The diary Confidential was the first to report on this mandatory circular on the assets of government employees. According to the publication, a good number of workers avoided reporting their personal assets. That said, the institutions have issued this ultimatum which leaves no possibility of further evading the order of the Ortega-Murillo co-presidency.
“Look, I’m telling you clearly, the public worker is a hostage of this system. What happens is that we live under threat and we can’t protest. In other words, they already have us under surveillance day and night, now they spy on our communications, they force us to participate in partisan events and that’s not enough… Now they want to know what we have so that the day they want to purge us they will know that they can take us away, confiscate them,” says Abigail.
An explicit report on wealth
The original circular is explicit about what public employees must report. Workers were given a username and password to access the Comptroller’s website, along with detailed instructions on the information they had to provide: their own information, that of their spouses, and assets registered in the name of their minor children.
As regards properties, they had to report the license plate, the sheet and volume of titles in which they were registered, as well as the data of any vehicle they owned. They also had to report all bank account numbers – including payroll account – and current loan reference numbers.

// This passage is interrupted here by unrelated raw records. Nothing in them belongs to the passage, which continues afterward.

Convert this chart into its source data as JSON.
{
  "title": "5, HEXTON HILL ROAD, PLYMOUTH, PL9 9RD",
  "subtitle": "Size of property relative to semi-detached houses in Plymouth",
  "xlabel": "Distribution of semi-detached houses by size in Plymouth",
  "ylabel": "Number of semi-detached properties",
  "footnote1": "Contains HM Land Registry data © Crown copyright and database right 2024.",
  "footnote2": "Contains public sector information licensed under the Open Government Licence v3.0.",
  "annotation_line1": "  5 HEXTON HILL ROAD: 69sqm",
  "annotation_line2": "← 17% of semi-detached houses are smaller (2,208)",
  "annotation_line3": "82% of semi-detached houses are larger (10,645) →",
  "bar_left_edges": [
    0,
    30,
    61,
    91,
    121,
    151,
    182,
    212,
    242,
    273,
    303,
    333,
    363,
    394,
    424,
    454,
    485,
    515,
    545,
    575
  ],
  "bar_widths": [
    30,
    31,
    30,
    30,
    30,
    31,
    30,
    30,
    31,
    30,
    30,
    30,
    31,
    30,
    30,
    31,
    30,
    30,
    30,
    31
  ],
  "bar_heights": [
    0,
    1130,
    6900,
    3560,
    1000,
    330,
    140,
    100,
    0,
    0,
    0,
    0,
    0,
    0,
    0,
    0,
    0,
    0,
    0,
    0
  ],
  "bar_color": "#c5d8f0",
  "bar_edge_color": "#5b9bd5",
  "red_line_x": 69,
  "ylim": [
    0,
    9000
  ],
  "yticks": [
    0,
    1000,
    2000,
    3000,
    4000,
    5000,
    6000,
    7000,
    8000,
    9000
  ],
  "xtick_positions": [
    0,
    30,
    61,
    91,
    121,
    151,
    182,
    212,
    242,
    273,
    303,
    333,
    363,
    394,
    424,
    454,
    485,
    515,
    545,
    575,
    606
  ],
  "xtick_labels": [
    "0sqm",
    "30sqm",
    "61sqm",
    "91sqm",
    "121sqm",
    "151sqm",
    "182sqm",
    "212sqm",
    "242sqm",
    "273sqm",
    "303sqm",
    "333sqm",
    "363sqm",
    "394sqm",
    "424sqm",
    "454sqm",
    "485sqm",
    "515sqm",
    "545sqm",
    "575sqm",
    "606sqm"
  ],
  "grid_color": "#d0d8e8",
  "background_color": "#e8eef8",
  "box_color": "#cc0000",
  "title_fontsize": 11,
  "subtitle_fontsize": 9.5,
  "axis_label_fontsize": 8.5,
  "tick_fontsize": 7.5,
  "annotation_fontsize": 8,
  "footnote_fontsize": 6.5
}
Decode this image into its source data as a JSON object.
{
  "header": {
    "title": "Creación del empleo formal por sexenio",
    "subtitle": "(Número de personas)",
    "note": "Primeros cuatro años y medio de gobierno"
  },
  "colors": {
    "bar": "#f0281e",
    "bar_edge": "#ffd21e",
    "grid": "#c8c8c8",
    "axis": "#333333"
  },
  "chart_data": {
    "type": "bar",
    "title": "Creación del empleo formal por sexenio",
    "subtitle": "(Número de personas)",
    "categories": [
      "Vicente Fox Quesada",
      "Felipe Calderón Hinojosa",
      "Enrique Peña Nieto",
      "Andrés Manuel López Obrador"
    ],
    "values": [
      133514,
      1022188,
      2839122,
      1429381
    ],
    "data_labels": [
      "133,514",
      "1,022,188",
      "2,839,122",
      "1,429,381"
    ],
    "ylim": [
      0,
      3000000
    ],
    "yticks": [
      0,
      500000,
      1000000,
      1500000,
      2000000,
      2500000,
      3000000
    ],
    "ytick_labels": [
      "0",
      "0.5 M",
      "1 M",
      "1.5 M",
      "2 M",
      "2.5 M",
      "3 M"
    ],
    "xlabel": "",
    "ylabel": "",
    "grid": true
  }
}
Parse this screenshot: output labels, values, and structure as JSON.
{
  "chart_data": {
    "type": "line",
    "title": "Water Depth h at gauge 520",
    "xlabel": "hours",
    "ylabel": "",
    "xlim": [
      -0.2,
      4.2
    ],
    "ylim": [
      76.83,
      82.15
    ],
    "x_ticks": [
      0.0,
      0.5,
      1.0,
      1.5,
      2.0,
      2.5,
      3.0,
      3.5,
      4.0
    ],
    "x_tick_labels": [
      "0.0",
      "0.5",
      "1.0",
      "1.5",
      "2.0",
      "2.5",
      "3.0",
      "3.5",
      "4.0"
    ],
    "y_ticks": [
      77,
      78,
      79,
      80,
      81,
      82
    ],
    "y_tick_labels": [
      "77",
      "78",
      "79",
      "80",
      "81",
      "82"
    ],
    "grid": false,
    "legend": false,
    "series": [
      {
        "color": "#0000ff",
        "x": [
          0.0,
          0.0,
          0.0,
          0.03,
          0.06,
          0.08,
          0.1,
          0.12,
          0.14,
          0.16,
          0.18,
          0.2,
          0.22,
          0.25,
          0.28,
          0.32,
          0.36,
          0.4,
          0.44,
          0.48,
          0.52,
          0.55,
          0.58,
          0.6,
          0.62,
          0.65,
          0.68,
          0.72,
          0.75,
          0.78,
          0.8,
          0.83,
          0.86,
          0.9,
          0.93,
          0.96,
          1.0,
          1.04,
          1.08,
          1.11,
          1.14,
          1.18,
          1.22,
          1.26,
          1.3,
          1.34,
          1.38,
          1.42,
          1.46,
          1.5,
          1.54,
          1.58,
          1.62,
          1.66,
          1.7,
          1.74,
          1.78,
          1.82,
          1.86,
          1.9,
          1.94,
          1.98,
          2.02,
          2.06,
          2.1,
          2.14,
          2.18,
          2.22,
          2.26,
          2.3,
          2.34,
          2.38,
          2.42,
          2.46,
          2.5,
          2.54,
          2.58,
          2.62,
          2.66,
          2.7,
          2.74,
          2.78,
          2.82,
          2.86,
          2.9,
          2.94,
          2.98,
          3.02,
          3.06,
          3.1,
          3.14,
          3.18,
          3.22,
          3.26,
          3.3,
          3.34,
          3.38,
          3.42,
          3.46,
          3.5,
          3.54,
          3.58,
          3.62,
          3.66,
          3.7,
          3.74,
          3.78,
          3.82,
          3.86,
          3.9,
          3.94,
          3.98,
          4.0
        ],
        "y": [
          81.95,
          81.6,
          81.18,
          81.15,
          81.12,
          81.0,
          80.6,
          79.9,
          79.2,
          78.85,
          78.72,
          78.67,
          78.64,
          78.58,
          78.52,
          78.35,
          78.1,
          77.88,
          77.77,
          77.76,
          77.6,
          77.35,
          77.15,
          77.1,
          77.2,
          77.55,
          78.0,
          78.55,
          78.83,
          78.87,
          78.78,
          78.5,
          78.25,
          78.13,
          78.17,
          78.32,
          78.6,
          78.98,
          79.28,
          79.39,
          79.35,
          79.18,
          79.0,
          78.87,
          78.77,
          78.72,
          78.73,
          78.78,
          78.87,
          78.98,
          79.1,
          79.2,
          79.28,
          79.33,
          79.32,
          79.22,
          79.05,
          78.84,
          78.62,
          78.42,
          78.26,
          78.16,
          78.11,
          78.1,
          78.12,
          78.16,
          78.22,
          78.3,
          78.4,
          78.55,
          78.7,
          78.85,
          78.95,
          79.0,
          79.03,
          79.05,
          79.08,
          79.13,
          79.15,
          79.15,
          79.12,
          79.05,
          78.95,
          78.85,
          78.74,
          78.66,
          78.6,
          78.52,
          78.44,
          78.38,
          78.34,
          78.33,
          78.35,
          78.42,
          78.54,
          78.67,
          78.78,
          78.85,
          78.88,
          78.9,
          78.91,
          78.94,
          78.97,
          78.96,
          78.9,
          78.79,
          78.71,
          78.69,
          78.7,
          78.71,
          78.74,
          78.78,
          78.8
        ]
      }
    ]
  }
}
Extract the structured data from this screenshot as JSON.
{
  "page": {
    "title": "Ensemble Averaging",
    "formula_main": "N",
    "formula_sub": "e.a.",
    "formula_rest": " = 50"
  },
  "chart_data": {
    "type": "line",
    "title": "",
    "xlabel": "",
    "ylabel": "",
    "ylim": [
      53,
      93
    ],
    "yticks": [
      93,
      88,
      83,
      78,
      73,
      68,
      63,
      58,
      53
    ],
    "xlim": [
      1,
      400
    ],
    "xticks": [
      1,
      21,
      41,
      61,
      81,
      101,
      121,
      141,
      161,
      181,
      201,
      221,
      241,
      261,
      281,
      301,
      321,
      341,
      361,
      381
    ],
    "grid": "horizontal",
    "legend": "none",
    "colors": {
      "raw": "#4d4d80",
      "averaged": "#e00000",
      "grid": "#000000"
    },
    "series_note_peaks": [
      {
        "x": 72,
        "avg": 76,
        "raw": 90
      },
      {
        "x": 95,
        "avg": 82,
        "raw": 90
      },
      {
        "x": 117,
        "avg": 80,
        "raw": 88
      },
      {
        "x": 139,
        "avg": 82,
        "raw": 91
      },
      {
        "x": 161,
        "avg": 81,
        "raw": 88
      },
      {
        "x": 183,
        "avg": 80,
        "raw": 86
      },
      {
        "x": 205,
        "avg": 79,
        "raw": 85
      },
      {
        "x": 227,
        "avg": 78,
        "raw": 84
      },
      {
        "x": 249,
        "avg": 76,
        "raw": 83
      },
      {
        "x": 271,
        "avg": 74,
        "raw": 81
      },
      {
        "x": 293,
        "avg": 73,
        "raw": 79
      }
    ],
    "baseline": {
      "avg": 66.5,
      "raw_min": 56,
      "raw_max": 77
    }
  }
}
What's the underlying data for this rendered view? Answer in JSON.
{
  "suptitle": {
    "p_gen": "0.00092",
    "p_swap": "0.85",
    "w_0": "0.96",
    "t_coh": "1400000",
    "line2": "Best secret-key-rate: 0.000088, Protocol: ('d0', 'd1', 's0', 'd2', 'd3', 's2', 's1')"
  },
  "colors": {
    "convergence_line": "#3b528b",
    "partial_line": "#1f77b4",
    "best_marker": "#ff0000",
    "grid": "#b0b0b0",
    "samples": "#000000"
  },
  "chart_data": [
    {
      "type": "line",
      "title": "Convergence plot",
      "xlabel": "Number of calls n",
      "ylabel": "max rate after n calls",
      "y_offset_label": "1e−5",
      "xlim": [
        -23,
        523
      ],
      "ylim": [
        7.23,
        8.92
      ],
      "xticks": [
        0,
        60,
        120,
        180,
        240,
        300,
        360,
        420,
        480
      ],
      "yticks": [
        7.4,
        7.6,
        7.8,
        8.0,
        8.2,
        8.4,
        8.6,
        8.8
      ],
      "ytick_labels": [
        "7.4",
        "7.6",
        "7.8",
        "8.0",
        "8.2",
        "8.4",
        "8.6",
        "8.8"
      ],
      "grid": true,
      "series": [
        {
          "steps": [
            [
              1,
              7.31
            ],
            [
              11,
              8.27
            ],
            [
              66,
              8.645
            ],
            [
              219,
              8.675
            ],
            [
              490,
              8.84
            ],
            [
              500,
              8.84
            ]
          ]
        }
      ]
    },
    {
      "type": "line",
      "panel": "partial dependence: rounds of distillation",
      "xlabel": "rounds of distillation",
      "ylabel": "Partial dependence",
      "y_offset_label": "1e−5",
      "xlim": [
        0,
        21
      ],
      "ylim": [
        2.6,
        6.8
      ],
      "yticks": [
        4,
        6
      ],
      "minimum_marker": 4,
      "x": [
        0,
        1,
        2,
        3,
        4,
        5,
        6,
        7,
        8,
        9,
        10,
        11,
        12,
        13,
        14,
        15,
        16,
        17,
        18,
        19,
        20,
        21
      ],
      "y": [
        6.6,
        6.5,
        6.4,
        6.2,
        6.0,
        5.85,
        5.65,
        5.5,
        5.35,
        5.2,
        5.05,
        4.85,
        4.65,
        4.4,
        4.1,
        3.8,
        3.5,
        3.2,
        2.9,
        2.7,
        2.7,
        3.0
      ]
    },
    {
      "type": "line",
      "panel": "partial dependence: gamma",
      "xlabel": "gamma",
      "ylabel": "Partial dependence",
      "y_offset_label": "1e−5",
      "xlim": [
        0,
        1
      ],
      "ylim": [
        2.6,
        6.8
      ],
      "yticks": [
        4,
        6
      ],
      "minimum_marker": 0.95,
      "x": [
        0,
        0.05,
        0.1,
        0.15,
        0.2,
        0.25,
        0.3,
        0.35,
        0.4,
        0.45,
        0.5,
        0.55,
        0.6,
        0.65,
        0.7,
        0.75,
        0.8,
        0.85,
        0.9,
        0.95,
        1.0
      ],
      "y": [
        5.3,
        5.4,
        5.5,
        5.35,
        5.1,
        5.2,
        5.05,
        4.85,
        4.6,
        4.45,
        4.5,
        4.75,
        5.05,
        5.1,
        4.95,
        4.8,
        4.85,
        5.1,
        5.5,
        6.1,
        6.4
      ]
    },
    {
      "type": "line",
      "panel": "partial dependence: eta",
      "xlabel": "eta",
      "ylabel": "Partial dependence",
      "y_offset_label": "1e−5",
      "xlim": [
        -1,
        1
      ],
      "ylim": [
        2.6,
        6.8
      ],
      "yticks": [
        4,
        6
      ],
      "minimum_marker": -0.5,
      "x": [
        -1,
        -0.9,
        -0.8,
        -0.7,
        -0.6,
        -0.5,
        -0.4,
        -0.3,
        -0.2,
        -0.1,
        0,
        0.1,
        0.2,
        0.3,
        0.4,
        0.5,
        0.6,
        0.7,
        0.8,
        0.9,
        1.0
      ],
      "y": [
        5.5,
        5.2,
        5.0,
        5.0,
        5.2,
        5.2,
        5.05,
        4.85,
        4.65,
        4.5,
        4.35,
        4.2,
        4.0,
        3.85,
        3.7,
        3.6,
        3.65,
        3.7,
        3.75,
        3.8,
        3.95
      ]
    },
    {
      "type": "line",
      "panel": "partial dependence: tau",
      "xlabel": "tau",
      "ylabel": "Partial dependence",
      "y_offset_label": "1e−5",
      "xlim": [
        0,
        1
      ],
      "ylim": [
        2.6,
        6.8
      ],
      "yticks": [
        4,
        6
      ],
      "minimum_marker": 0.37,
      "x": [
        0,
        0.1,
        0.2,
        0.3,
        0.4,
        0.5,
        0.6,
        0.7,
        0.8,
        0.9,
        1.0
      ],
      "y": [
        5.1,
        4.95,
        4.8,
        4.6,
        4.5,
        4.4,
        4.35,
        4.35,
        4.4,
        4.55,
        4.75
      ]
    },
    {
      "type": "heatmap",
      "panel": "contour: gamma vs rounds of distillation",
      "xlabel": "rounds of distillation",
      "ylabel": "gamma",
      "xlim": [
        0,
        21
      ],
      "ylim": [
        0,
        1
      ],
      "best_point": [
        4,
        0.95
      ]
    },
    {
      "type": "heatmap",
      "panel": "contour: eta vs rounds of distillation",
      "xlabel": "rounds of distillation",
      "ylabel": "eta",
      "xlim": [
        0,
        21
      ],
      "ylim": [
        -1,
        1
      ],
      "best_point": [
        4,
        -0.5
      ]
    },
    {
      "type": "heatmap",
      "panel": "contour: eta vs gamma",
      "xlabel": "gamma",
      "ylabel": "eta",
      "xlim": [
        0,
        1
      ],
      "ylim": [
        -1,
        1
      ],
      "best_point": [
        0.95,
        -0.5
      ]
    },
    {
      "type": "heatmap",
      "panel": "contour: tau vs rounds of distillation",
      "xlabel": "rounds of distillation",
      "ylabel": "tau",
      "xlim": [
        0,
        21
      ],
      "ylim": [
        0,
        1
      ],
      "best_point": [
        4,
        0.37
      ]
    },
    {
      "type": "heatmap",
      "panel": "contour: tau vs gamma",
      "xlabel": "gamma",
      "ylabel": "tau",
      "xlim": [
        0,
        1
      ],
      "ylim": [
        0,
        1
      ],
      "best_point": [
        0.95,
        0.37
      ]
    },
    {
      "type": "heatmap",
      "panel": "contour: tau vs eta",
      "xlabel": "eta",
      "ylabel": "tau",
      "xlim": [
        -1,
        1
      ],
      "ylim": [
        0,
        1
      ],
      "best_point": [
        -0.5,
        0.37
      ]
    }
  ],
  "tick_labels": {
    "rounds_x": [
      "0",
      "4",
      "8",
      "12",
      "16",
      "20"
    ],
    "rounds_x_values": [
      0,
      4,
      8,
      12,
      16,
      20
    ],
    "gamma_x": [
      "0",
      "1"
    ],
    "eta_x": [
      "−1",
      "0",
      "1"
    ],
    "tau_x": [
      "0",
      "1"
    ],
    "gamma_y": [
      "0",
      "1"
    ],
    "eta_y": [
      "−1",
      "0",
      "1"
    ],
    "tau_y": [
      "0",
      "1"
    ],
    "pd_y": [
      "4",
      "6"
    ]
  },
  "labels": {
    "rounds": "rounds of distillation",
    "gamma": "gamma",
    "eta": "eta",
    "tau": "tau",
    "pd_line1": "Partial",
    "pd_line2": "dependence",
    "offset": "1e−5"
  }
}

Although the circular does not indicate any penalty for failure to declare assets, Abigail takes it for granted: “Disobedience entails punishment”, continues the doctor, very indignant at the ultimatum. “Those who oppose automatically put an opposition label on their forehead and we all know what that means,” he adds.
According to former judicial official Yader Morazán, the generalized asset declaration is incorporated into the “militant dossier” that all Sandinista followers compile, becoming another tool of “espionage” and “repression” used by the regime to monitor its officials. A surveillance task carried out by the Sandinista Leadership Councils (CLS) in the institutions, that is, a sort of party body that monitors behaviors considered contrary to Ortega-Murillo.
Morazán recalls that, since late 2023, the regime forced all state employees and Sandinista Front militants to fill out a “single registration form” that requested personal and contact information, as well as data on deceased relatives, a level of intrusion that many considered excessive.
This form also required detailing all social media accounts: Facebook, Twitter (today For Morazán this new request is integrated into a broader strategy: “This latest phase of repression is based on assets. The regime has persecuted the assets of NGOs, political dissidents and opponents. Now they threaten public employees who, if they make a false move, will target your assets or those of your family”, underlines the exiled jurist.